Just as important as a balanced diet is eating on time. The stresses and strains of a busy life often means that eating patterns are erratic. You may miss one meal and eat a large than normal meal later in the day. You may feel that an energy bar or small snack is sufficient to tide you over till you have time to eat or feel hungry.

But inconsistency in nutritional intake does not help in keeping the body fueled and healthy. Fewer large meals can also contribute to weight gain which is known to reduce your ability to resist infections. It is important to eat your main meals at around the same time everyday. Just as important is taking vitamin and mineral supplements consistently.

Rest, Relax And Sleep Sufficiently

Stress management and adequate sleep are crucial for maintaining your health. While rest and relaxation should be a daily ritual every evening, a short vacation every now and then can also help. Being overworked and not giving enough time to rest and relaxation does not allow your body to recuperate and strains your entire system.
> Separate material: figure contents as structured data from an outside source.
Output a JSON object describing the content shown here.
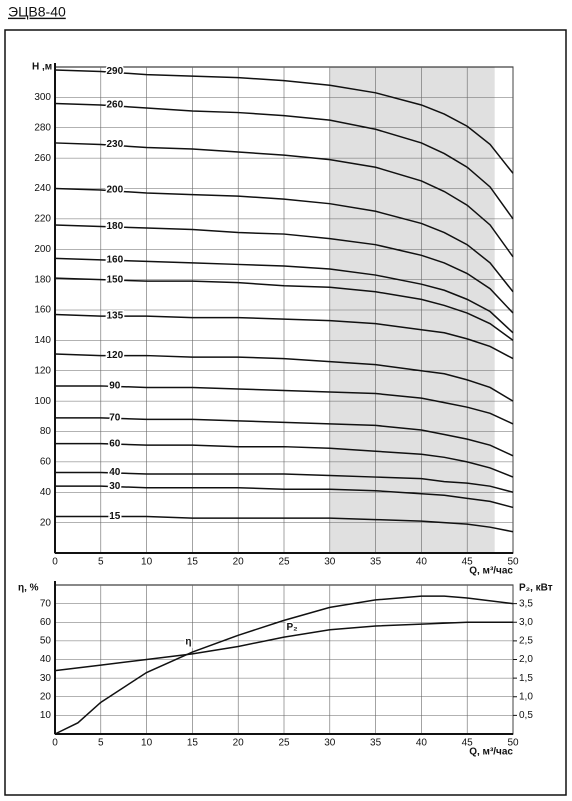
{
  "chart_data": [
    {
      "type": "line",
      "title": "ЭЦВ8-40",
      "y_label": "Н ,м",
      "x_label": "Q, м³/час",
      "x": [
        0,
        5,
        10,
        15,
        20,
        25,
        30,
        35,
        40,
        42.5,
        45,
        47.5,
        50
      ],
      "xlim": [
        0,
        50
      ],
      "xticks": [
        0,
        5,
        10,
        15,
        20,
        25,
        30,
        35,
        40,
        45,
        50
      ],
      "ylim": [
        0,
        320
      ],
      "yticks": [
        20,
        40,
        60,
        80,
        100,
        120,
        140,
        160,
        180,
        200,
        220,
        240,
        260,
        280,
        300
      ],
      "grid": true,
      "shaded_range": [
        30,
        48
      ],
      "shade_color": "#e0e0e0",
      "series": [
        {
          "name": "290",
          "color": "#111",
          "values": [
            318,
            317,
            315,
            314,
            313,
            311,
            308,
            303,
            295,
            289,
            281,
            269,
            250
          ]
        },
        {
          "name": "260",
          "color": "#111",
          "values": [
            296,
            295,
            293,
            291,
            290,
            288,
            285,
            279,
            270,
            263,
            254,
            241,
            220
          ]
        },
        {
          "name": "230",
          "color": "#111",
          "values": [
            270,
            269,
            267,
            266,
            264,
            262,
            259,
            254,
            245,
            238,
            229,
            216,
            195
          ]
        },
        {
          "name": "200",
          "color": "#111",
          "values": [
            240,
            239,
            237,
            236,
            235,
            233,
            230,
            225,
            217,
            211,
            203,
            191,
            172
          ]
        },
        {
          "name": "180",
          "color": "#111",
          "values": [
            216,
            215,
            214,
            213,
            211,
            210,
            207,
            203,
            196,
            191,
            184,
            174,
            158
          ]
        },
        {
          "name": "160",
          "color": "#111",
          "values": [
            194,
            193,
            192,
            191,
            190,
            189,
            187,
            183,
            177,
            173,
            167,
            159,
            145
          ]
        },
        {
          "name": "150",
          "color": "#111",
          "values": [
            181,
            180,
            179,
            179,
            178,
            176,
            175,
            172,
            167,
            163,
            158,
            151,
            140
          ]
        },
        {
          "name": "135",
          "color": "#111",
          "values": [
            157,
            156,
            156,
            155,
            155,
            154,
            153,
            151,
            147,
            145,
            141,
            136,
            128
          ]
        },
        {
          "name": "120",
          "color": "#111",
          "values": [
            131,
            130,
            130,
            129,
            129,
            128,
            126,
            124,
            120,
            118,
            114,
            109,
            100
          ]
        },
        {
          "name": "90",
          "color": "#111",
          "values": [
            110,
            110,
            109,
            109,
            108,
            107,
            106,
            105,
            102,
            99,
            96,
            92,
            85
          ]
        },
        {
          "name": "70",
          "color": "#111",
          "values": [
            89,
            89,
            88,
            88,
            87,
            86,
            85,
            84,
            81,
            78,
            75,
            71,
            64
          ]
        },
        {
          "name": "60",
          "color": "#111",
          "values": [
            72,
            72,
            71,
            71,
            70,
            70,
            69,
            67,
            65,
            63,
            60,
            56,
            50
          ]
        },
        {
          "name": "40",
          "color": "#111",
          "values": [
            53,
            53,
            52,
            52,
            52,
            52,
            51,
            50,
            49,
            47,
            46,
            44,
            40
          ]
        },
        {
          "name": "30",
          "color": "#111",
          "values": [
            44,
            44,
            43,
            43,
            43,
            42,
            42,
            41,
            39,
            38,
            36,
            34,
            30
          ]
        },
        {
          "name": "15",
          "color": "#111",
          "values": [
            24,
            24,
            24,
            23,
            23,
            23,
            23,
            22,
            21,
            20,
            19,
            17,
            14
          ]
        }
      ]
    },
    {
      "type": "line",
      "y_label": "η, %",
      "y2_label": "P₂, кВт",
      "x_label": "Q, м³/час",
      "xlim": [
        0,
        50
      ],
      "xticks": [
        0,
        5,
        10,
        15,
        20,
        25,
        30,
        35,
        40,
        45,
        50
      ],
      "ylim": [
        0,
        80
      ],
      "yticks": [
        10,
        20,
        30,
        40,
        50,
        60,
        70
      ],
      "y2lim": [
        0,
        4
      ],
      "y2ticks": [
        {
          "value": 0.5,
          "label": "0,5"
        },
        {
          "value": 1,
          "label": "1,0"
        },
        {
          "value": 1.5,
          "label": "1,5"
        },
        {
          "value": 2,
          "label": "2,0"
        },
        {
          "value": 2.5,
          "label": "2,5"
        },
        {
          "value": 3,
          "label": "3,0"
        },
        {
          "value": 3.5,
          "label": "3,5"
        }
      ],
      "grid": true,
      "series": [
        {
          "name": "η",
          "color": "#111",
          "x": [
            0,
            2.5,
            5,
            10,
            15,
            20,
            25,
            30,
            35,
            40,
            42.5,
            45,
            50
          ],
          "values": [
            0,
            6,
            17,
            33,
            44,
            53,
            61,
            68,
            72,
            74,
            74,
            73,
            70
          ]
        },
        {
          "name": "P₂",
          "color": "#111",
          "axis": "y2",
          "x": [
            0,
            5,
            10,
            15,
            20,
            25,
            30,
            35,
            40,
            45,
            50
          ],
          "values": [
            1.7,
            1.85,
            2,
            2.15,
            2.35,
            2.6,
            2.8,
            2.9,
            2.95,
            3,
            3
          ]
        }
      ]
    }
  ]
}
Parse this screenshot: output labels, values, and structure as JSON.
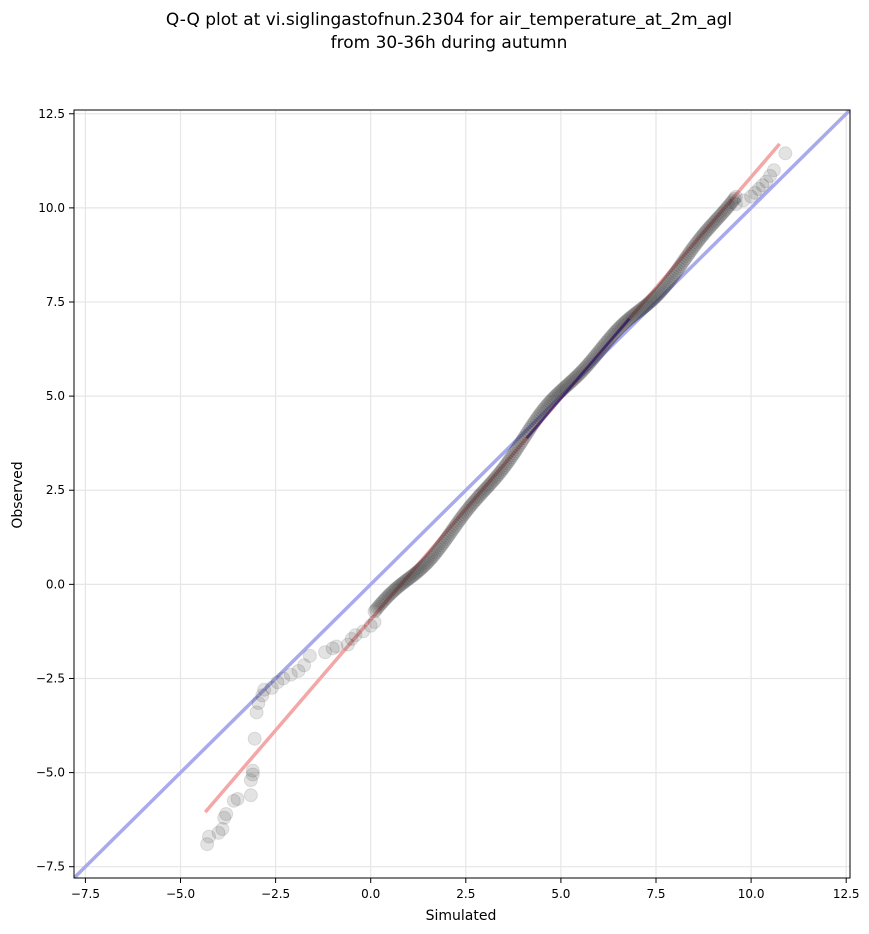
{
  "chart_data": {
    "type": "scatter",
    "title_line1": "Q-Q plot at vi.siglingastofnun.2304 for air_temperature_at_2m_agl",
    "title_line2": "from 30-36h during autumn",
    "xlabel": "Simulated",
    "ylabel": "Observed",
    "xlim": [
      -7.8,
      12.6
    ],
    "ylim": [
      -7.8,
      12.6
    ],
    "x_ticks": [
      -7.5,
      -5.0,
      -2.5,
      0.0,
      2.5,
      5.0,
      7.5,
      10.0,
      12.5
    ],
    "y_ticks": [
      -7.5,
      -5.0,
      -2.5,
      0.0,
      2.5,
      5.0,
      7.5,
      10.0,
      12.5
    ],
    "x_tick_labels": [
      "−7.5",
      "−5.0",
      "−2.5",
      "0.0",
      "2.5",
      "5.0",
      "7.5",
      "10.0",
      "12.5"
    ],
    "y_tick_labels": [
      "−7.5",
      "−5.0",
      "−2.5",
      "0.0",
      "2.5",
      "5.0",
      "7.5",
      "10.0",
      "12.5"
    ],
    "grid": true,
    "identity_line": {
      "color": "#a9aaee",
      "from": [
        -7.8,
        -7.8
      ],
      "to": [
        12.6,
        12.6
      ]
    },
    "fit_line": {
      "color": "#f4a7a7",
      "from": [
        -4.35,
        -6.05
      ],
      "to": [
        10.75,
        11.7
      ]
    },
    "dense_band_color": "#000080",
    "points_tail_low": [
      [
        -4.3,
        -6.9
      ],
      [
        -4.25,
        -6.7
      ],
      [
        -4.0,
        -6.6
      ],
      [
        -3.9,
        -6.5
      ],
      [
        -3.85,
        -6.2
      ],
      [
        -3.8,
        -6.1
      ],
      [
        -3.6,
        -5.75
      ],
      [
        -3.5,
        -5.7
      ],
      [
        -3.15,
        -5.6
      ],
      [
        -3.15,
        -5.2
      ],
      [
        -3.1,
        -5.05
      ],
      [
        -3.1,
        -4.95
      ],
      [
        -3.05,
        -4.1
      ],
      [
        -3.0,
        -3.4
      ],
      [
        -2.95,
        -3.15
      ],
      [
        -2.85,
        -2.95
      ],
      [
        -2.8,
        -2.8
      ],
      [
        -2.6,
        -2.75
      ],
      [
        -2.45,
        -2.6
      ],
      [
        -2.3,
        -2.5
      ],
      [
        -2.1,
        -2.4
      ],
      [
        -1.9,
        -2.3
      ],
      [
        -1.75,
        -2.15
      ],
      [
        -1.6,
        -1.9
      ],
      [
        -1.2,
        -1.8
      ],
      [
        -1.0,
        -1.7
      ],
      [
        -0.9,
        -1.65
      ],
      [
        -0.6,
        -1.6
      ],
      [
        -0.5,
        -1.45
      ],
      [
        -0.4,
        -1.35
      ],
      [
        -0.2,
        -1.25
      ],
      [
        0.0,
        -1.1
      ],
      [
        0.1,
        -1.0
      ]
    ],
    "points_tail_high": [
      [
        9.6,
        10.1
      ],
      [
        9.8,
        10.2
      ],
      [
        10.0,
        10.3
      ],
      [
        10.1,
        10.4
      ],
      [
        10.2,
        10.5
      ],
      [
        10.3,
        10.6
      ],
      [
        10.4,
        10.7
      ],
      [
        10.5,
        10.85
      ],
      [
        10.6,
        11.0
      ],
      [
        10.9,
        11.45
      ]
    ],
    "body_x_range": [
      0.1,
      9.6
    ],
    "body_points": 260
  }
}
Adequate sleep is equally important. You should get about 8 hours every night although adults may manage well with 6 to 7 hours. Try not to sleep for more than 10 hours at a time. Sleep is important on a daily basis. You cannot manage on insufficient sleep throughout the working week only to catch up on the weekend. Sleeping problems are common these days. Here are some tips to fall asleep.
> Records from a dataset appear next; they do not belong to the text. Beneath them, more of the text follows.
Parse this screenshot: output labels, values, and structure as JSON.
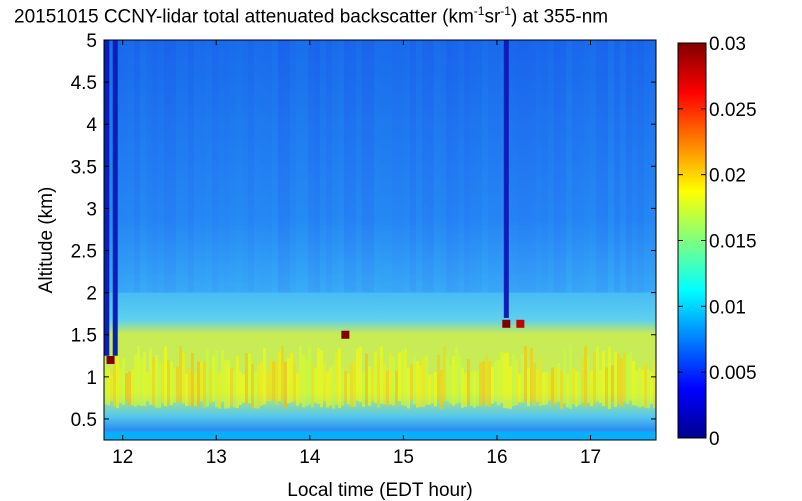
{
  "chart_data": {
    "type": "heatmap",
    "title": {
      "prefix": "20151015 CCNY-lidar total attenuated backscatter (km",
      "sup1": "-1",
      "mid": "sr",
      "sup2": "-1",
      "suffix": ") at 355-nm"
    },
    "xlabel": "Local time (EDT hour)",
    "ylabel": "Altitude (km)",
    "xlim": [
      11.8,
      17.7
    ],
    "ylim": [
      0.25,
      5.0
    ],
    "x_ticks": [
      "12",
      "13",
      "14",
      "15",
      "16",
      "17"
    ],
    "x_tick_values": [
      12,
      13,
      14,
      15,
      16,
      17
    ],
    "y_ticks": [
      "0.5",
      "1",
      "1.5",
      "2",
      "2.5",
      "3",
      "3.5",
      "4",
      "4.5",
      "5"
    ],
    "y_tick_values": [
      0.5,
      1,
      1.5,
      2,
      2.5,
      3,
      3.5,
      4,
      4.5,
      5
    ],
    "colorbar": {
      "range": [
        0,
        0.03
      ],
      "ticks": [
        "0",
        "0.005",
        "0.01",
        "0.015",
        "0.02",
        "0.025",
        "0.03"
      ],
      "tick_values": [
        0,
        0.005,
        0.01,
        0.015,
        0.02,
        0.025,
        0.03
      ],
      "colormap": "jet"
    },
    "layers": {
      "surface_band_altitude_km": [
        0.25,
        0.35
      ],
      "surface_band_value": 0.009,
      "boundary_layer_top_km": 1.2,
      "boundary_layer_value": 0.019,
      "free_troposphere_value": 0.01,
      "upper_value": 0.006
    },
    "features": [
      {
        "type": "low-signal-column",
        "x": 11.83,
        "y_from": 1.25,
        "y_to": 5.0
      },
      {
        "type": "low-signal-column",
        "x": 11.92,
        "y_from": 1.25,
        "y_to": 5.0
      },
      {
        "type": "low-signal-column",
        "x": 16.1,
        "y_from": 1.7,
        "y_to": 5.0
      },
      {
        "type": "cloud",
        "x": 11.87,
        "y": 1.2,
        "value": 0.03
      },
      {
        "type": "cloud",
        "x": 14.38,
        "y": 1.5,
        "value": 0.03
      },
      {
        "type": "cloud",
        "x": 16.1,
        "y": 1.63,
        "value": 0.03
      },
      {
        "type": "cloud",
        "x": 16.25,
        "y": 1.63,
        "value": 0.028
      }
    ]
  }
}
Adopt A Healthier Mental Attitude

The link between the mind and body is being more closely studied in recent years. The mind is known to be able to lower your immune defenses, hamper your ability to recover from illness and even contribute to the development of diseases. While the stresses and strains of modern life may be unavoidable, adopting a healthier mental attitude can help.

Try to be positive about your life, work and relationships. Undoubtedly there will be periods of disharmony and conflict along the way. But with the right mental attitude, these stresses and strains are less likely to have a significant impact on your health. If you are experiencing mental health problems then it is important to see a professional and get the appropriate treatment.

Quit Smoking And Control Alcohol Use

cigarette smoking

Tobacco smokers tend to have weaker immune defenses than non-smokers, particularly when it comes to respiratory tract and related infections. Passive smokers are just as much at risk – living with a smoker means that you are more likely to contract the flu even if you are a non-smoker yourself. Children in particularly are more prone to the flu and respiratory tract infections if there is a smoker in the house.

While the body may be able to tolerate small quantities of alcohol, too much can have a host of effects on many organs and system. The immune system is also affected by alcohol misuse. It is important to keep alcohol consumption within limits recommended by health authorities – not more than 2 units daily for men and 1 unit a day for women. Binge drinking should be avoided.

Get Enough Sunlight Daily

Sunlight is known to have a positive effect on your mood, which in turn can have an impact on your immunity. It is known that sunlight is important for regulating the biological clock, influences serotonin levels and melatonin which plays a role in the sleep cycle. People who live in areas with little sunlight are prone to suffer with seasonal affective disorder (SAD), a type of depression.

But apart from these effects on your mental health and subsequent effect on your immunity, sunlight also determines your vitamin D levels. Sunlight striking the skin can mediate the production of vitamin D. And a lack of sunlight will lead to a deficiency of vitamin D. As with many other micronutrients, vitamin D is important for overall health. Therefore sunlight exposure, through the presence of sufficient vitamin D, may help keep your immune system at its peak.